Calculate $\displaystyle\sum_{k=0}^{n}{{2n+1}\choose{k}}$.
What I know:
I know that $\displaystyle\sum_{k=0}^{n}{{n}\choose{k}}=2^n$. I've also figured that what I have to find is all subsets of size $\leq$ n in a set of size $2n+1$. So: $\displaystyle\sum_{k=0}^{n}{{n}\choose{k}}=\displaystyle2^{2n+1}-\sum_{k=n}^{2n+1}{{2n+1}\choose{k}}$. Beyond this, I'm lost.
Thanks for the help!
As $\binom mr=\binom m{m-r},$
$$2\sum_{k=0}^n\binom{2n+1}k=\sum_{k=0}^{2n+1}\binom{2n+1}k=(1+1)^{2n+1}$$
We know that $\sum\limits_{k = 0}^{2n + 1} \binom{2n+1}{k} = 2^{2n + 1}$.
We also know that $\sum\limits_{k = 0}^n \binom{2n + 1}{k} = \sum\limits_{k = n + 1}^{2n + 1} \binom{2n + 1}{2n + 1 - k}$ (this is by taking the map $k \mapsto 2n + 1 - k$).
And we also have $\binom{n}{k} = \binom{n}{n - k}$ for all $n$, $k$, so in particular, we have $\sum\limits_{k = n + 1}^{2n + 1} \binom{2n + 1}{2n + 1 - k} = \sum\limits_{k = n + 1}^{2n + 1} \binom{2n + 1}{k}$.

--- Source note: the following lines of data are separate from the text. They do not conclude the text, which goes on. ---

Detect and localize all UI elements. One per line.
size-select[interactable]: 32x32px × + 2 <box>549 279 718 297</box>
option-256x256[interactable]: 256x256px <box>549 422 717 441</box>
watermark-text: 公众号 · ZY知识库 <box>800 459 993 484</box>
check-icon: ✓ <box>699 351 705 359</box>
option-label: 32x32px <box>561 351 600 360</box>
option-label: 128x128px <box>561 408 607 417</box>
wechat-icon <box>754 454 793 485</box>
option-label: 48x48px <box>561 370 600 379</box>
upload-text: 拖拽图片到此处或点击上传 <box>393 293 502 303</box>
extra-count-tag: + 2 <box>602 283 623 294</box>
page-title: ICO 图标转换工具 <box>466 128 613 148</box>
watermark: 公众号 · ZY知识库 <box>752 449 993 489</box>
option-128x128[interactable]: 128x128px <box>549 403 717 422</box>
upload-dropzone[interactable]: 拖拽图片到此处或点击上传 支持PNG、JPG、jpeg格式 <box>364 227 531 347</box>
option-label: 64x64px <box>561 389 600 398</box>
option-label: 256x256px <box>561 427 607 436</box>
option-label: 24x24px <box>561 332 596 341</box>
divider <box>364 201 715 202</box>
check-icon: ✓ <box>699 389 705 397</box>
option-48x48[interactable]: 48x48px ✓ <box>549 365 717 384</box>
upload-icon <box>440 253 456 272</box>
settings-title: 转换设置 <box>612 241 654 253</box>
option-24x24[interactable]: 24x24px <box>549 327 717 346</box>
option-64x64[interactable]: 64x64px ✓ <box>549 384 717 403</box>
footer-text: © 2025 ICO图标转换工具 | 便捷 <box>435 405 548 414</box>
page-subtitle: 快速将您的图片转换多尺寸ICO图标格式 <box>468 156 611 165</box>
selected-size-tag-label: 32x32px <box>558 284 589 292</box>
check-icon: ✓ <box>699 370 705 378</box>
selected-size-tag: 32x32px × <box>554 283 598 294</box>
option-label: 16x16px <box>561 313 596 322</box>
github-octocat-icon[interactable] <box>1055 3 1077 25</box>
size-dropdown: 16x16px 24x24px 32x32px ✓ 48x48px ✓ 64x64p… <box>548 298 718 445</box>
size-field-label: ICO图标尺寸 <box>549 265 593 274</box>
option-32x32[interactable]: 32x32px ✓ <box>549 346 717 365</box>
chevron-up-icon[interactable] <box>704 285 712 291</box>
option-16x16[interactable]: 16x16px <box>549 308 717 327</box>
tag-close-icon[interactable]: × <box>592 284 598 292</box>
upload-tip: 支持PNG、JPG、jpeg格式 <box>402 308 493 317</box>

This gives us $$\begin{align}2^{2n + 1} &= \sum\limits_{k = 0}^{2n + 1} \binom{2n+1}{k} \\&= \sum\limits_{k = 0}^n \binom{2n + 1}{k} + \sum\limits_{k = n + 1}^{2n + 1} \binom{2n + 1}{k} \\&= 2 \cdot \sum\limits_{k = 0}^n \binom{2n + 1}{k}.\end{align}$$
Therefore, $$\sum\limits_{k = 0}^n \binom{2n + 1}{k} = 2^{2n} = 4^n.$$